HUKUM
Kasus Natalria Tetty Swan: Polemik Hukum Restorative Justice di Polda Kalbar Cacat Hukum
JARRAKPOS.COM. PONTIANAK – Sebuah gugatan praperadilan yang diajukan Natalria Tetty Swan Siagian, seorang kontraktor yang mengaku sebagai korban utama dalam kasus penipuan dan penggelapan, tengah menjadi sorotan di Kalimantan Barat (Kalbar).
Gugatan ini menantang keputusan Polda Kalbar yang menghentikan penyidikan terhadap tersangka Muda Mahendrawan, S.H., dan Urai Wisata, tanpa melibatkan Natalria sebagai korban.
Latar Belakang Kasus
Kasus bermula pada Mei 2022, ketika Natalria melaporkan dugaan penipuan dan penggelapan yang menyebabkan kerugian finansial. Meski status tersangka telah disematkan kepada Muda Mahendrawan dan Urai Wisata, Polda Kalbar menghentikan penyidikan melalui Surat Ketetapan Penghentian Penyidikan (SP3) setelah mencapai kesepakatan damai dengan Iwan Darmawan, pelapor yang bukan korban langsung dalam kasus ini.
Langkah tersebut menuai protes keras dari Natalria. Ia merasa diabaikan sebagai korban utama, meskipun keadilan restoratif semestinya mengutamakan pemulihan hak-hak korban sesuai Peraturan Kepolisian Nomor 8 Tahun 2021 dan Peraturan Mahkamah Agung (MA) Nomor 1 Tahun 2024.
Polemik Restorative Justice
Permohonan Restorative Justice yang diajukan Iwan Darmawan dan disetujui oleh Polda Kalbar dianggap cacat hukum. Natalria melalui kuasa hukumnya, Zahid Johar Awal, S.H., menyatakan bahwa penyelesaian damai ini seharusnya melibatkan dirinya sebagai korban utama.

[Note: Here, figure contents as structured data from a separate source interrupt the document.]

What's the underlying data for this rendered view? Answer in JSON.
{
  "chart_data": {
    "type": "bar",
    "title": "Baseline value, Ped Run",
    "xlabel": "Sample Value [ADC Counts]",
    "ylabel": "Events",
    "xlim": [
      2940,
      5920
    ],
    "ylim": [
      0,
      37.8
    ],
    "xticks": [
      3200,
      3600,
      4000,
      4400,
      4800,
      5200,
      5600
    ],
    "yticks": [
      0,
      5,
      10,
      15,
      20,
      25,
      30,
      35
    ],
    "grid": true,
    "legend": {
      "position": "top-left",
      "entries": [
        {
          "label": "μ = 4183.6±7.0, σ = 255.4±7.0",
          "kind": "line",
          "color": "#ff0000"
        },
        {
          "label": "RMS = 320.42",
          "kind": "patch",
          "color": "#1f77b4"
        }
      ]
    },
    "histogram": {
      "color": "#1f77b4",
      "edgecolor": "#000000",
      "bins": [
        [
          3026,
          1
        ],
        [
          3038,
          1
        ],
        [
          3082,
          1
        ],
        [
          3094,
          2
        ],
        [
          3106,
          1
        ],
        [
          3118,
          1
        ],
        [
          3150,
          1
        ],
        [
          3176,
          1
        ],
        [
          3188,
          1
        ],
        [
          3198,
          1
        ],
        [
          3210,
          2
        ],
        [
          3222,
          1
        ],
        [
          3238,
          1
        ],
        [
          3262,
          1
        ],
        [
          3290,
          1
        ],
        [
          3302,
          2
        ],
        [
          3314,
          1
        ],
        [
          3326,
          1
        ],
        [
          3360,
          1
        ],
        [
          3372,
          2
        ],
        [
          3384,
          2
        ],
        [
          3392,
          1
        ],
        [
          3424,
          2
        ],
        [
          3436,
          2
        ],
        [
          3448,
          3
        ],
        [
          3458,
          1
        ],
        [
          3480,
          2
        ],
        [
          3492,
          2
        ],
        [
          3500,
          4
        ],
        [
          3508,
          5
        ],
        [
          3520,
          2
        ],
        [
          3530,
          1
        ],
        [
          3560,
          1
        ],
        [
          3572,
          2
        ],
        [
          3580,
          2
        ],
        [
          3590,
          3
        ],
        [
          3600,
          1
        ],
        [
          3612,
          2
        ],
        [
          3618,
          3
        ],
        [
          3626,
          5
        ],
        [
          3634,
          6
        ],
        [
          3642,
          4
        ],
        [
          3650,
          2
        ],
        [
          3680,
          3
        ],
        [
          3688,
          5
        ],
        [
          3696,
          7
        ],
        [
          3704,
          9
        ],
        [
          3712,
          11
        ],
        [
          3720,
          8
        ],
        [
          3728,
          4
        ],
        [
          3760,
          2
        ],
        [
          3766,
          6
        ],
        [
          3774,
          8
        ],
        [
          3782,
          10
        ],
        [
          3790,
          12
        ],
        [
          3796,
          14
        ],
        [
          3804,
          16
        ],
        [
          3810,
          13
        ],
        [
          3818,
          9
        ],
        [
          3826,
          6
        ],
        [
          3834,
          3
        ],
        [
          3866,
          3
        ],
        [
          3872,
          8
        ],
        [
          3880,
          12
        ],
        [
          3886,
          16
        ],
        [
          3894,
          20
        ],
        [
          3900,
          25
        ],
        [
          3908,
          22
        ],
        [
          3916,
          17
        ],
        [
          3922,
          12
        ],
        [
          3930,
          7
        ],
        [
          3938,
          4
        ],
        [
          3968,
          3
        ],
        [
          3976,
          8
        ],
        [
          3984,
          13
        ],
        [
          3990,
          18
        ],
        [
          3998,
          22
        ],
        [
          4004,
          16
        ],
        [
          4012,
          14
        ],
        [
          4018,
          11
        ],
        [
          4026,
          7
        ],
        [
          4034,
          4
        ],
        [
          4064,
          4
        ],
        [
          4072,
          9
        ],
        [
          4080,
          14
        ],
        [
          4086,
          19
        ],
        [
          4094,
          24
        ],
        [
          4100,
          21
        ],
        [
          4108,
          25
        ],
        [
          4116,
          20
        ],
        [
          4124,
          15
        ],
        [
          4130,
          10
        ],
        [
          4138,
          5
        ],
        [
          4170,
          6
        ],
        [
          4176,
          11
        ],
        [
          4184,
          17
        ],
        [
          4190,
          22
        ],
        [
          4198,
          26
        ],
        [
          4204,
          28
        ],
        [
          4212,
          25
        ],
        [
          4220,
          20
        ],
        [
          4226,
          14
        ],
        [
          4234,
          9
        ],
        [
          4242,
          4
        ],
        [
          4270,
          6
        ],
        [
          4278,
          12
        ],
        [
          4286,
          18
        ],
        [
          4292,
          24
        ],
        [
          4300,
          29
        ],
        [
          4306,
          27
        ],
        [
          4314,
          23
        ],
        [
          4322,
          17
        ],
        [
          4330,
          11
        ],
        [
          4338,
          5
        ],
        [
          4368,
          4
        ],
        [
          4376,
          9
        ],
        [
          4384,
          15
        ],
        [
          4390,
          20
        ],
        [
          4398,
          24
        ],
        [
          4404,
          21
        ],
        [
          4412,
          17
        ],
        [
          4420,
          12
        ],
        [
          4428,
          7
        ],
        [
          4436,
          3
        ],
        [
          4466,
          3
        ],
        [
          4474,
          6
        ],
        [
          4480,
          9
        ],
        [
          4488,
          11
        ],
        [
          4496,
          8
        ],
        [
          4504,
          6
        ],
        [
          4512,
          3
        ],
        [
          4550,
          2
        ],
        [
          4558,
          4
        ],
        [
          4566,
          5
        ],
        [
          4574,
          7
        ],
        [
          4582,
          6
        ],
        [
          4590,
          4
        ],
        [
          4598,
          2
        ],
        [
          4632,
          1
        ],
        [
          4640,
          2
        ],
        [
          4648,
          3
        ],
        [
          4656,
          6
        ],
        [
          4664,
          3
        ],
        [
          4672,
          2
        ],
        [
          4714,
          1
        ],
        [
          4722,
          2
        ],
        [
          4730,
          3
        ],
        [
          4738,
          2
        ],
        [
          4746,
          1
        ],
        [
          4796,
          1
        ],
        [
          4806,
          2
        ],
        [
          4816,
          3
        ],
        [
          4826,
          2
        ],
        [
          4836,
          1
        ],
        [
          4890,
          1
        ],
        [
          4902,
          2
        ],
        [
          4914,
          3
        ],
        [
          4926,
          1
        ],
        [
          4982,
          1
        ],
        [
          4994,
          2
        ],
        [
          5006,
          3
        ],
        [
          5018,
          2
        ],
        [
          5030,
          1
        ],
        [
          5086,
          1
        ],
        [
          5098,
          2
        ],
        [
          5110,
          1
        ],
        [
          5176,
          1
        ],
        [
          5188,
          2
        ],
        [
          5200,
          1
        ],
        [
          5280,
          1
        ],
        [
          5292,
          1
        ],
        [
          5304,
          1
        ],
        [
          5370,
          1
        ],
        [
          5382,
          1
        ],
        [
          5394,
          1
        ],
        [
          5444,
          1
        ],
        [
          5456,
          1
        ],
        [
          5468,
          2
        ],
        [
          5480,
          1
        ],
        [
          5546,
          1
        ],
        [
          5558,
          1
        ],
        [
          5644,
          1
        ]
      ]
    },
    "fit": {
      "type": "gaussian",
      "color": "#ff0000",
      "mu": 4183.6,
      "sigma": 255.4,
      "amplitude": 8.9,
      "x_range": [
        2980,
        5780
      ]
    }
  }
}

“Ini pelanggaran asas keadilan. Hak-hak korban tidak dipulihkan sebagaimana mestinya,” ujar Zahid pada Senin 11 November 2024.
Menurut Zahid, bahwa proses penghentian penyidikan tersebut dinilai kurang transparan sejak Agustus 2024, Bahkan Natalria tidak lagi menerima Surat Pemberitahuan Perkembangan Hasil Penyidikan (SP2HP).
“Ketidaktransparan ini semakin memperkuat dugaan bahwa ada keberpihakan dalam penanganan kasus,” ucapnya.
Gugatan Praperadilan dan Harapan Keadilan
Dijelaskan Zahid, melalui gugatan praperadilan yang didaftarkan pada 1 November 2024 di Pengadilan Negeri Pontianak, Natalria mendesak agar SP3 dibatalkan dengan meminta penyidikan dilanjutkan dan mengembalikan status tersangka kepada Muda Mahendrawan dan Urai Wisata.
Selain itu, Zahid Johar mengapresiasi dukungan Komisi Kepolisian Nasional (KOMPOLNAS) dalam membuka akses informasi terkait SP3.
“Kami berharap sidang praperadilan ini berjalan sesuai prinsip keadilan dan kepastian hukum,” tuturnya.
Preseden Penting dalam Penegakan Hukum
Apabila gugatan ini dikabulkan, kasus Natalria berpotensi menjadi titik balik dalam penerapan Restorative Justice di Indonesia. Proses hukum yang transparan dan sesuai prosedur diharapkan dapat menjadi pedoman bagi penanganan kasus serupa di masa depan.
Zahid juga menegaskan komitmennya untuk menjunjung tinggi nilai anti-KKN. “Sebagai penegak hukum, saya menolak segala bentuk korupsi, kolusi, dan nepotisme. Keadilan harus ditegakkan secara prosedural,” tegasnya.
Ujian Integritas Aparat Penegak Hukum (APH)
Kasus ini menjadi ujian bagi Polda Kalbar dan sistem hukum Indonesia. Sidang praperadilan dengan nomor perkara 14/Pid.Pra/2024/PN Ptk diharapkan dapat menjadi momentum untuk memperbaiki kepercayaan publik terhadap integritas penegakan hukum di tanah air.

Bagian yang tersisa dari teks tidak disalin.